Rasa bencinya pada putri semata wayangnya itu sangat besar. Wanita itu menganggap Clarissa sebagai pembawa sial dalam hidupnya. Clarissa adalah bentuk kesalahan terbesar dalam hidupnya.
Karena mengandung Clarissa, ia harus rela berhenti bekerja dan meninggalkan karirnya yang terbilang cukup bagus waktu itu. Karena memilih Melahirkan Clarissa dan mempertaruhkan nyawanya waktu itu, ia harus rela kehilangan rahimnya dan kehilangan harapan untuk memiliki seorang putra. Karena Clarissa, ia harus kehilangan keluarga yang begitu hangat, mertua yang baik, suami yang baik, dan keluarga besar suaminya.

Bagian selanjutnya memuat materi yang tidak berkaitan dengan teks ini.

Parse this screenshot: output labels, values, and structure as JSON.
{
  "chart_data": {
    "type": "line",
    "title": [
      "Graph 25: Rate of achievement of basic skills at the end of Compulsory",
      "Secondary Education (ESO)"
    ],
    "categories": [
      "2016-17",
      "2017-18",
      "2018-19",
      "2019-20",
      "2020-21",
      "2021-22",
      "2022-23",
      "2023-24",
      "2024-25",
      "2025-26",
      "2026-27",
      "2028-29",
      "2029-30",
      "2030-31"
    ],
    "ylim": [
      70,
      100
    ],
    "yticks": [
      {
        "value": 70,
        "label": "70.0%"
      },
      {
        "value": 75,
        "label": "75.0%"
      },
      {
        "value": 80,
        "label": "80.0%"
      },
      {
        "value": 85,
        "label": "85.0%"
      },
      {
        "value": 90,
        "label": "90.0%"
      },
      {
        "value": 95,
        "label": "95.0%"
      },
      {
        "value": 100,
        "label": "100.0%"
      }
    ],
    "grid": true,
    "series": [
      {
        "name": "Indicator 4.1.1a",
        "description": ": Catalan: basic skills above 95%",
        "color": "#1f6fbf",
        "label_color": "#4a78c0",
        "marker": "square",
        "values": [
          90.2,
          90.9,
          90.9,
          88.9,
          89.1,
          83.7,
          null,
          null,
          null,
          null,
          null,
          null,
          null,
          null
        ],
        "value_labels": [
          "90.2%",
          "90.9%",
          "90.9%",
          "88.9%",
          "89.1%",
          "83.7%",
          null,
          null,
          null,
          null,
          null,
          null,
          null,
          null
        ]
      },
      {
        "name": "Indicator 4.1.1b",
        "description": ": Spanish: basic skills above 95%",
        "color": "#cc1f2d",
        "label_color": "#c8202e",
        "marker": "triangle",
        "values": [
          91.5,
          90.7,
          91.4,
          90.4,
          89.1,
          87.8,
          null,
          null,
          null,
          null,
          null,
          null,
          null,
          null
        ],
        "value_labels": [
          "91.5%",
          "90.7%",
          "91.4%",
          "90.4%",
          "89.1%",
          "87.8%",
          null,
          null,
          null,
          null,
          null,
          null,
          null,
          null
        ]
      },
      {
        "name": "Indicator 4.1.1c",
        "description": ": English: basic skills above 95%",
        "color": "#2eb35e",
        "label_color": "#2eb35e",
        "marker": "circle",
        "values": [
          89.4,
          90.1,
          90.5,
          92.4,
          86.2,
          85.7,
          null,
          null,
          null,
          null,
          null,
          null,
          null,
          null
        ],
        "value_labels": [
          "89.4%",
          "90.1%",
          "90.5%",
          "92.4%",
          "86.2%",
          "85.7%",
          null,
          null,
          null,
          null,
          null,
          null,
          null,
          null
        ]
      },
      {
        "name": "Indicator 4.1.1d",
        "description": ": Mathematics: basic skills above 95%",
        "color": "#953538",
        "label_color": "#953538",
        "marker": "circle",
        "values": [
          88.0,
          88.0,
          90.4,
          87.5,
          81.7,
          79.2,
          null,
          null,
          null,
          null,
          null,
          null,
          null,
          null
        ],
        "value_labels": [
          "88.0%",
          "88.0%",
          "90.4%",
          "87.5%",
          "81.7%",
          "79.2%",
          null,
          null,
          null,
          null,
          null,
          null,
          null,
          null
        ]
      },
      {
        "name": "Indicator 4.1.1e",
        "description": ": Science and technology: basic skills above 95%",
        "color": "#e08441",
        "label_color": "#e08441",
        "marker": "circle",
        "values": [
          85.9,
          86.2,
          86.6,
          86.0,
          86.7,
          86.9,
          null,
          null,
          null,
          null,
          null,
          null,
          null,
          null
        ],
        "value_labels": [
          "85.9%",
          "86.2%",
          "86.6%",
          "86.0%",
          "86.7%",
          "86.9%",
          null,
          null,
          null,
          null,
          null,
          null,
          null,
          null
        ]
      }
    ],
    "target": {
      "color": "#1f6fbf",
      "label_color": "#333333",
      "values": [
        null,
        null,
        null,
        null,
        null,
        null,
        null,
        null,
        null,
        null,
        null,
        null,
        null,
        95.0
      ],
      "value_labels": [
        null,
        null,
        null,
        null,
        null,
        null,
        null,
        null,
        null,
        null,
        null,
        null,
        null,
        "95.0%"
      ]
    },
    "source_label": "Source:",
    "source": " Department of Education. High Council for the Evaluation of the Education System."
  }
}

Baginya memiliki anak perempuan adalah kutukan dan memiliki anak laki-laki adalah anugrah. Itulah yang ada dalam pikirannya setiap melihat Clarissa.
"Lo udah kabur, kan? Sekarang kenapa lo balik? Pergi, pergi dari sini!" Mama Clarissa menunjuk ke arah pintu menyuruh Clarissa enyah dari rumahnya.

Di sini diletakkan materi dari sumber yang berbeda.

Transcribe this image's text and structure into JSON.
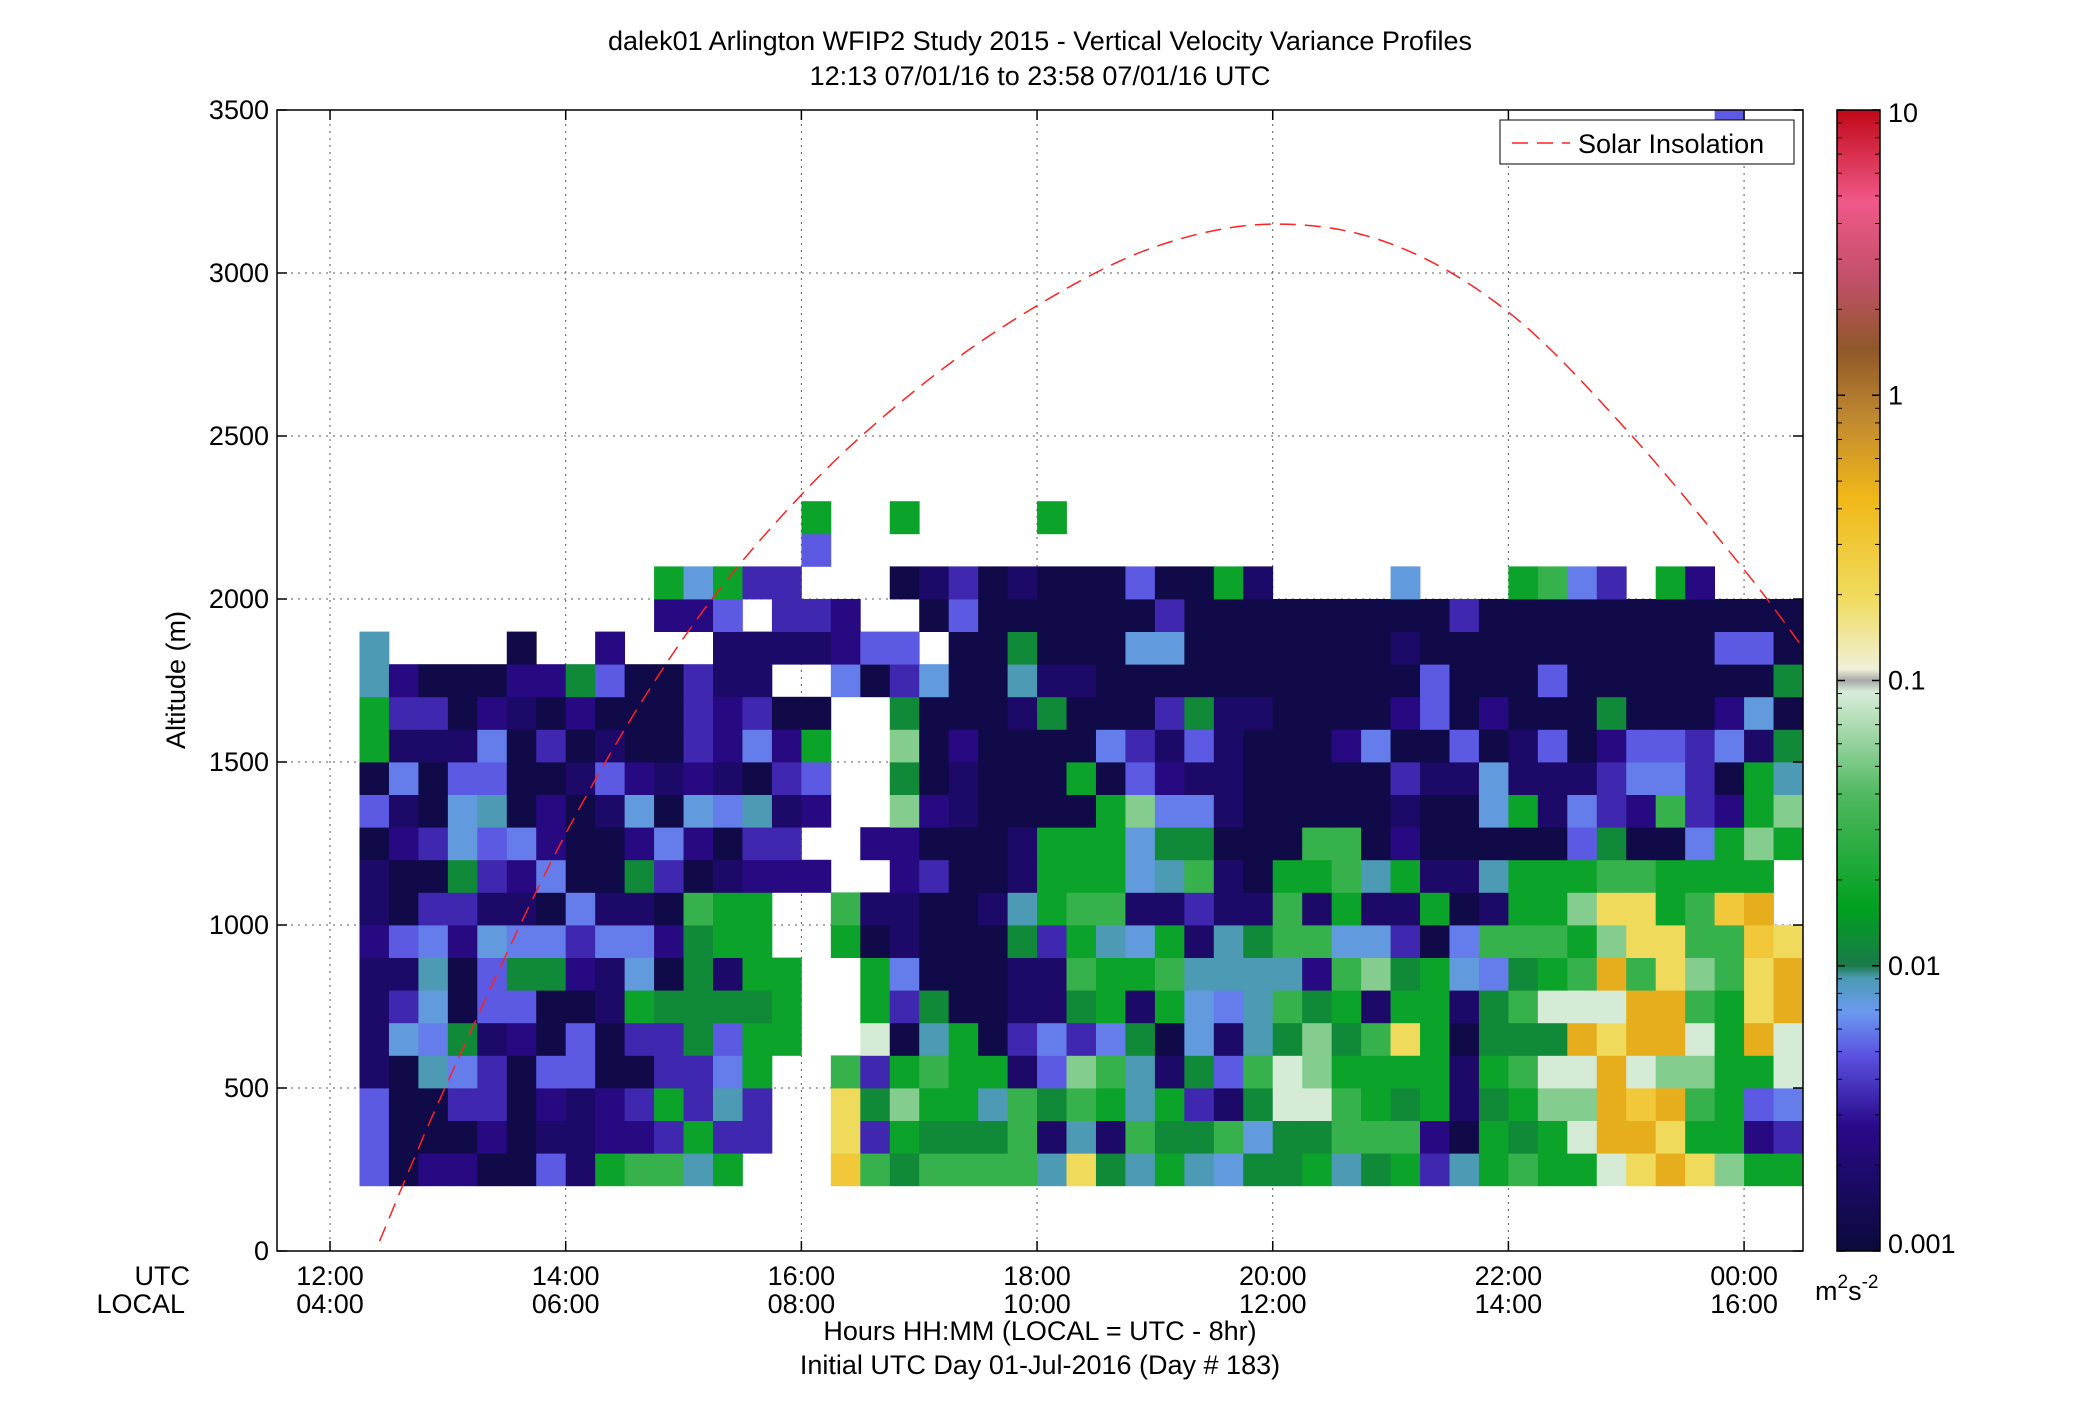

"Apa lagi yang lo mau? Nggak cukup lo hancurin hidup gua selama ini, huh?" Wanita itu menarik rambut putrinya dan menatapnya penuh kebencian.
Ia menghempaskan kepala Clarissa menjauh dari hadapannya, ia benar-benar muak.
"Gua nggak mau lihat muka lo lagi! Gua benci sama lo! Gua nggak perduli gimana hidup lo di luar sana."
"Pergi!" Kali ini mama Clarissa mengambil boto minumannya dan memecahkannya tepat di kepala Clarissa. Gadis itu akhirnya mengeluarkan suara tangisnya, rasa sakit yang ia rasakan pada kepalanya tidak kalah dengan hatinya yang terasa tertusuk.
Begitu benci-kah ibu padanya? Clarissa sendiri tidak tahu apa wanita itu pantas ia sebut sebagai seorang ibu. Jika ia bisa memilih, ia juga tidak ingin dilahirkan sepeti ini.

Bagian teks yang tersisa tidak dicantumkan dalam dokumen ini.